Tak wyglądają teraz moje Durany i ich nowe instrumenty. Wcale mi nie jest do śmiechu. Zarzut, że się czepiam i marudzę? Owszem. Uważam, że mam do tego prawo po 33 latach bycia ich fanką i naprawdę trzeba mieć odwagę, żeby tak kopać swoją ukochaną kapelę, gdy serce krwawi. Jak ja w ogóle mogę? Mogę i nawet powinnam. Reszta fanów na forum- hurra optymizm... podobno ta muza przenosi ich w inny wymiar. Dziwne. Mnie dołuje i drażni. Czasem słucham  całości Paper Gods, gdy sprzątam mieszkanie i nawet mi piorunem idzie, ale  czy ta płyta miała powstać z myślą o gospodyniach domowych i ich zajęciach domestico?

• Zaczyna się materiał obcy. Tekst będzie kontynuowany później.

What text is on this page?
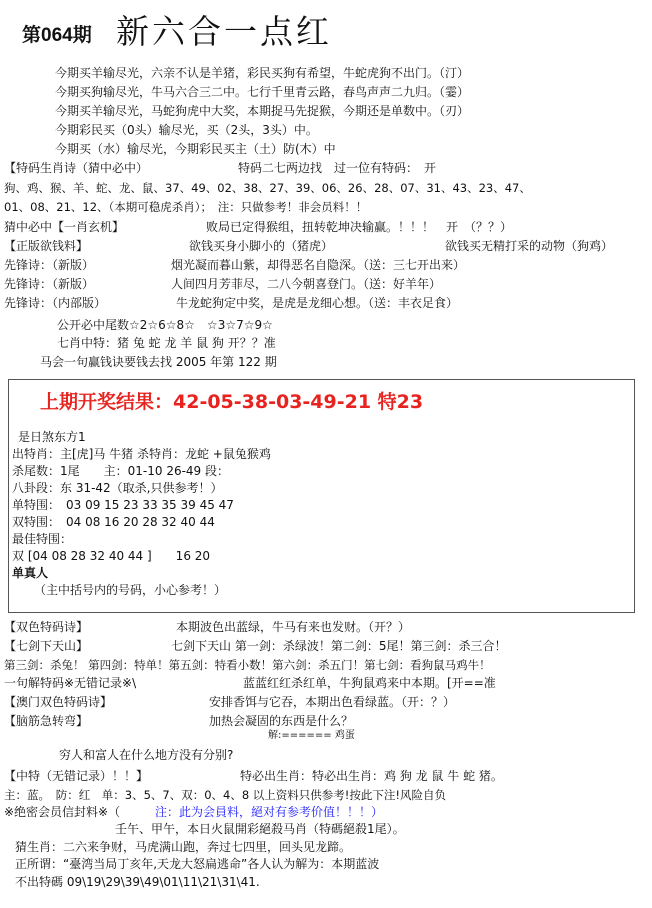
第064期 新六合一点红
今期买羊输尽光，六亲不认是羊猪，彩民买狗有希望，牛蛇虎狗不出门。（汀）
今期买狗输尽光，牛马六合三二中。七行千里青云路，春鸟声声二九归。（霎）
今期买羊输尽光，马蛇狗虎中大奖，本期捉马先捉猴，今期还是单数中。（刃）
今期彩民买（0头）输尽光，买（2头，3头）中。
今期买（水）输尽光，今期彩民买主（土）防(木）中
【特码生肖诗（猜中必中）	特码二七两边找　过一位有特码：　开
狗、鸡、猴、羊、蛇、龙、鼠、37、49、02、38、27、39、06、26、28、07、31、43、23、47、
01、08、21、12、（本期可稳虎杀肖）；　注：只做参考！非会员料！！
猜中必中【一肖玄机】	败局已定得猴组，扭转乾坤决输赢。！！！　开　（？？）
【正版欲钱料】	欲钱买身小脚小的（猪虎）	欲钱买无精打采的动物（狗鸡）
先锋诗：（新版）	烟光凝而暮山紫，却得恶名自隐深。（送：三七开出来）
先锋诗：（新版）	人间四月芳菲尽，二八今朝喜登门。（送：好羊年）
先锋诗：（内部版）	牛龙蛇狗定中奖，是虎是龙细心想。（送：丰衣足食）
公开必中尾数☆2☆6☆8☆　☆3☆7☆9☆
七肖中特：猪 兔 蛇 龙 羊 鼠 狗 开？？准
马会一句赢钱诀要钱去找 2005 年第 122 期
上期开奖结果：42-05-38-03-49-21 特23
是日煞东方1
出特肖：主[虎]马 牛猪 杀特肖：龙蛇 +鼠兔猴鸡
杀尾数：1尾　　主：01-10 26-49 段：
八卦段：东 31-42（取杀,只供参考！）
单特围：　03 09 15 23 33 35 39 45 47
双特围：　04 08 16 20 28 32 40 44
最佳特围：
双 [04 08 28 32 40 44 ]　　16 20
单真人
（主中括号内的号码，小心参考！）
【双色特码诗】	本期波色出蓝绿，牛马有来也发财。（开？）
【七剑下天山】	七剑下天山 第一剑：杀绿波！第二剑：5尾！第三剑：杀三合！
第三剑：杀兔！ 第四剑：特单！第五剑：特看小数！第六剑：杀五门！第七剑：看狗鼠马鸡牛！
一句解特码※无错记录※\	蓝蓝红红杀红单，牛狗鼠鸡来中本期。[开==准
【澳门双色特码诗】	安排香饵与它吞，本期出色看绿蓝。（开：？）
【脑筋急转弯】	加热会凝固的东西是什么？
解:====== 鸡蛋
穷人和富人在什么地方没有分别?
【中特（无错记录）！！】	特必出生肖：特必出生肖：鸡 狗 龙 鼠 牛 蛇 猪。
主：蓝。　防：红　单：3、5、7、双：0、4、8 以上资料只供参考!按此下注!风险自负
※绝密会员信封料※（	注：此为会員料，絕对有参考价值！！！）
壬午、甲午，本日火鼠開彩絕殺马肖（特碼絕殺1尾）。
猜生肖：二六来争财，马虎满山跑，奔过七四里，回头见龙蹄。
正所谓：“臺湾当局丁亥年,天龙大怒扁逃命”各人认为解为：本期蓝波
不出特碼 09\19\29\39\49\01\11\21\31\41.
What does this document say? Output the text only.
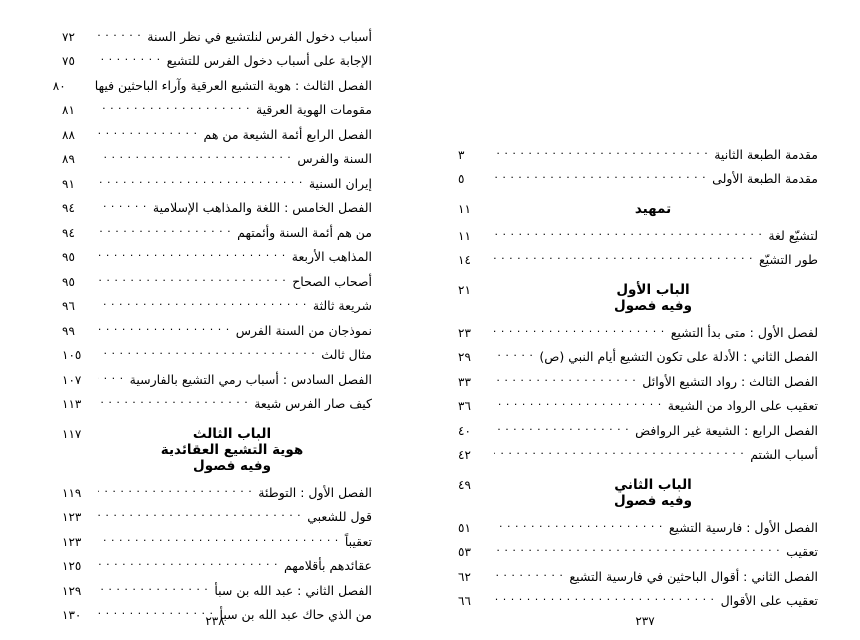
أسباب دخول الفرس لنلتشيع في نظر السنة
. . .
٧٢
الإجابة على أسباب دخول الفرس للتشيع
. . .
٧٥
الفصل الثالث : هوية التشيع العرقية وآراء الباحثين فيها
٨٠
مقومات الهوية العرقية
. . .
٨١
الفصل الرابع أئمة الشيعة من هم
. . .
٨٨
السنة والفرس
. . .
٨٩
إيران السنية
. . .
٩١
الفصل الخامس : اللغة والمذاهب الإسلامية
. . .
٩٤
من هم أئمة السنة وأئمتهم
. . .
٩٤
المذاهب الأربعة
. . .
٩٥
أصحاب الصحاح
. . .
٩٥
شريعة ثالثة
. . .
٩٦
نموذجان من السنة الفرس
. . .
٩٩
مثال ثالث
. . .
١٠٥
الفصل السادس : أسباب رمي التشيع بالفارسية
. . .
١٠٧
كيف صار الفرس شيعة
. . .
١١٣
الباب الثالث
١١٧
هوية التشيع العقائدية
وفيه فصول
الفصل الأول : التوطئة
. . .
١١٩
قول للشعبي
. . .
١٢٣
تعقيباً
. . .
١٢٣
عقائدهم بأقلامهم
. . .
١٢٥
الفصل الثاني : عبد الله بن سبأ
. . .
١٢٩
من الذي حاك عبد الله بن سبأ
. . .
١٣٠	٢٣٨
مقدمة الطبعة الثانية
. . .
٣
مقدمة الطبعة الأولى
. . .
٥
تمهيد
١١
لتشيّع لغة
. . .
١١
طور التشيّع
. . .
١٤
الباب الأول
٢١
وفيه فصول
لفصل الأول : متى بدأ التشيع
. . .
٢٣
الفصل الثاني : الأدلة على تكون التشيع أيام النبي (ص)
. . .
٢٩
الفصل الثالث : رواد التشيع الأوائل
. . .
٣٣
تعقيب على الرواد من الشيعة
. . .
٣٦
الفصل الرابع : الشيعة غير الروافض
. . .
٤٠
أسباب الشتم
. . .
٤٢
الباب الثاني
٤٩
وفيه فصول
الفصل الأول : فارسية التشيع
. . .
٥١
تعقيب
. . .
٥٣
الفصل الثاني : أقوال الباحثين في فارسية التشيع
. . .
٦٢
تعقيب على الأقوال
. . .
٦٦
٢٣٧
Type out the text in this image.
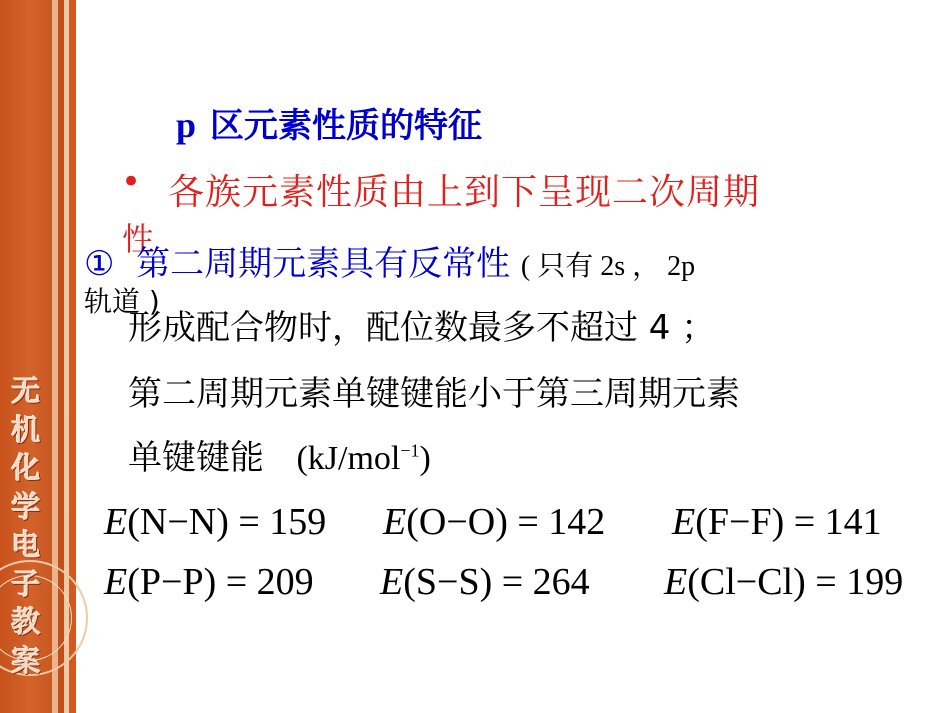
无
机
化
学
电
子
教
案
p 区元素性质的特征
• 各族元素性质由上到下呈现二次周期
性
① 第二周期元素具有反常性 ( 只有 2s ， 2p
轨道 )
形成配合物时，配位数最多不超过 4 ；
第二周期元素单键键能小于第三周期元素
单键键能 (kJ/mol$^{-1}$)
E(N−N) = 159 E(O−O) = 142 E(F−F) = 141
E(P−P) = 209 E(S−S) = 264 E(Cl−Cl) = 199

Nadal w pamięci mam tych 4 producentów, długi czas oczekiwania... i górnolotne zapowiedzi zespołu i  wtedy lekko oko mi cyka...
 Chłopaki mają teraz bardzo gorący czas- wywiady połączone z występami  (zwłaszcza w amerykańskich telewizjach), koncerty, mini koncerty i naprawdę fajny teledysk do Pressure Off (niestety wydany 4 miesiące po premierze singla??? Nie rozumiem zabiegu w ogóle). Teledysk do zjedzenia w całości. Panowie jak walczyki, jest radośnie, sympatycznie i energetycznie chociaż black and white (na szczęście w teledysku odeszli od pasteli!!!! ). I nawet jakaś nagroda wpadła im teraz w MTV za ten właśnie clip ( nie wiem po ilu latach?30?) Fajnie było zobaczyć na scenie moich Duranów pośród współczesnych gwiazd z milionowymi wyświetleniami na youtube. Choć DD  do ostatniego teledysku mają  tylko ponad 300 tysięcy odsłon, codziennie rano puszczam sobie tę piosenkę i dodaję 1 głosik... tak dla hecy :)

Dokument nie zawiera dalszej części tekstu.